43th Police Commissioner of Kolkata
- In office 31 January 2026 – 16 March 2026
- Preceded by: Manoj Kumar Verma
- Succeeded by: Ajay Kumar Nand

Personal details
- Born: 30 May 1971 (age 54)
- Education: BSc;
- Police career
- Service: Indian Police Service
- Department: West Bengal Police
- Service years: 1997–
- Status: Active
- Badge no.: 19971025

= Supratim Sarkar =

43rd Commissioner of the Kolkata Police

Supratim Sarkar is an Indian police officer who served as the 43th Commissioner of the Kolkata Police. Sarkar has previously served in several key positions in Kolkata Police, including joint commissioner (traffic) and joint commissioner (headquarters) and deputy commissioner (South).

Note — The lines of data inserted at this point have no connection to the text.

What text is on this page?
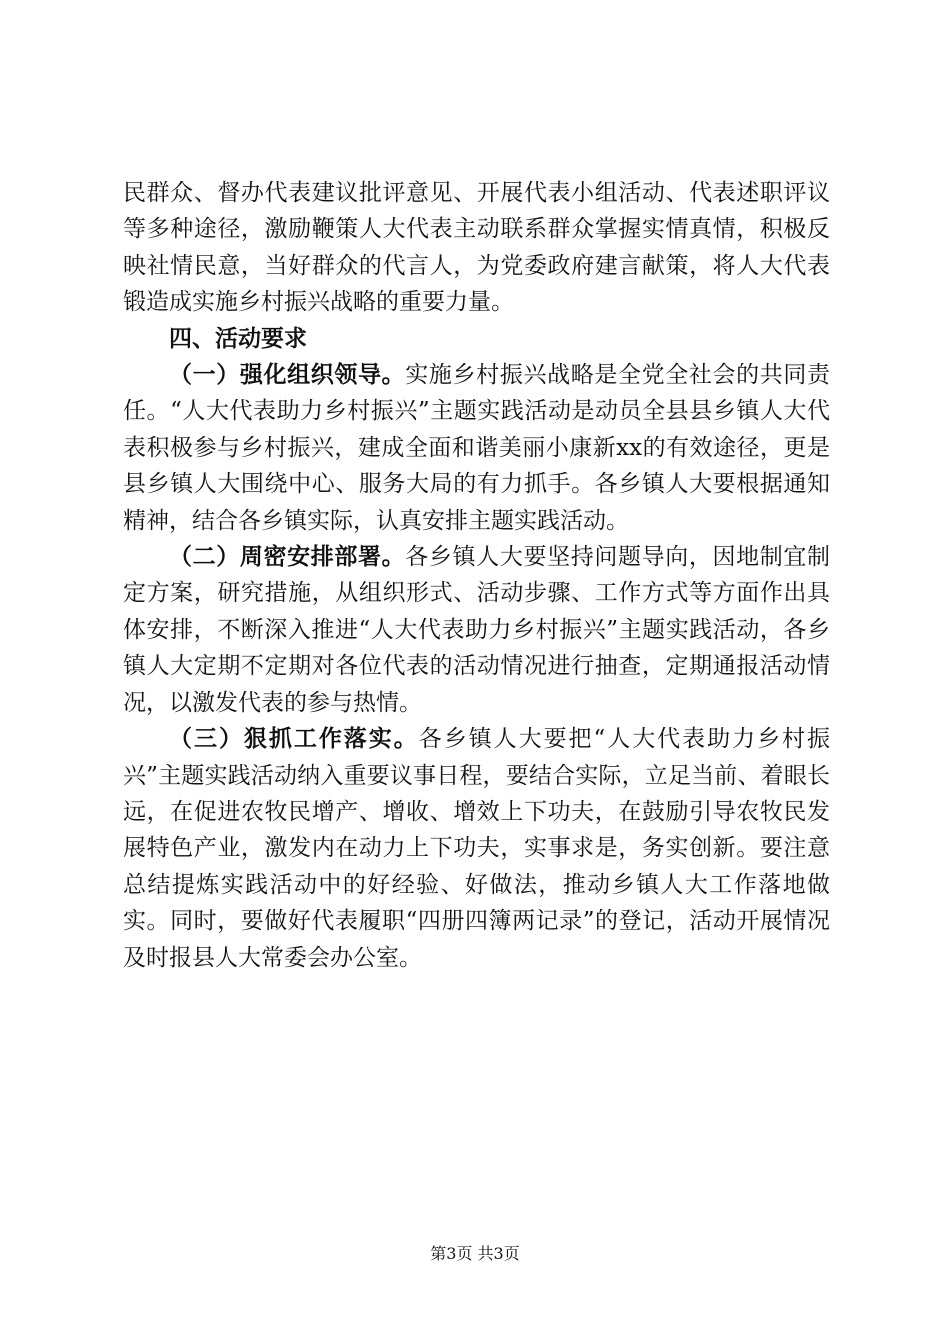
民群众、督办代表建议批评意见、开展代表小组活动、代表述职评议等多种途径，激励鞭策人大代表主动联系群众掌握实情真情，积极反映社情民意，当好群众的代言人，为党委政府建言献策，将人大代表锻造成实施乡村振兴战略的重要力量。

四、活动要求

（一）强化组织领导。实施乡村振兴战略是全党全社会的共同责任。“人大代表助力乡村振兴”主题实践活动是动员全县县乡镇人大代表积极参与乡村振兴，建成全面和谐美丽小康新xx的有效途径，更是县乡镇人大围绕中心、服务大局的有力抓手。各乡镇人大要根据通知精神，结合各乡镇实际，认真安排主题实践活动。

（二）周密安排部署。各乡镇人大要坚持问题导向，因地制宜制定方案，研究措施，从组织形式、活动步骤、工作方式等方面作出具体安排，不断深入推进“人大代表助力乡村振兴”主题实践活动，各乡镇人大定期不定期对各位代表的活动情况进行抽查，定期通报活动情况，以激发代表的参与热情。

（三）狠抓工作落实。各乡镇人大要把“人大代表助力乡村振兴”主题实践活动纳入重要议事日程，要结合实际，立足当前、着眼长远，在促进农牧民增产、增收、增效上下功夫，在鼓励引导农牧民发展特色产业，激发内在动力上下功夫，实事求是，务实创新。要注意总结提炼实践活动中的好经验、好做法，推动乡镇人大工作落地做实。同时，要做好代表履职“四册四簿两记录”的登记，活动开展情况及时报县人大常委会办公室。

第3页 共3页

Sarkar also served in Special Protection Group (SPG).

== Early life and career ==
Born in 1971, Supratim Sarkar is a 1997 batch West Bengal cadre IPS officer.

Prior to his appointment as Commissioner of the Kolkata Police, Sarkar was serving as additional director general at South Bengal.

While serving as commissioner at Bidhannagar City Police, Sarkar was transferred following outrage over the Baguiati Double Murder case.

Sarkar is also a writer who penned numerous books.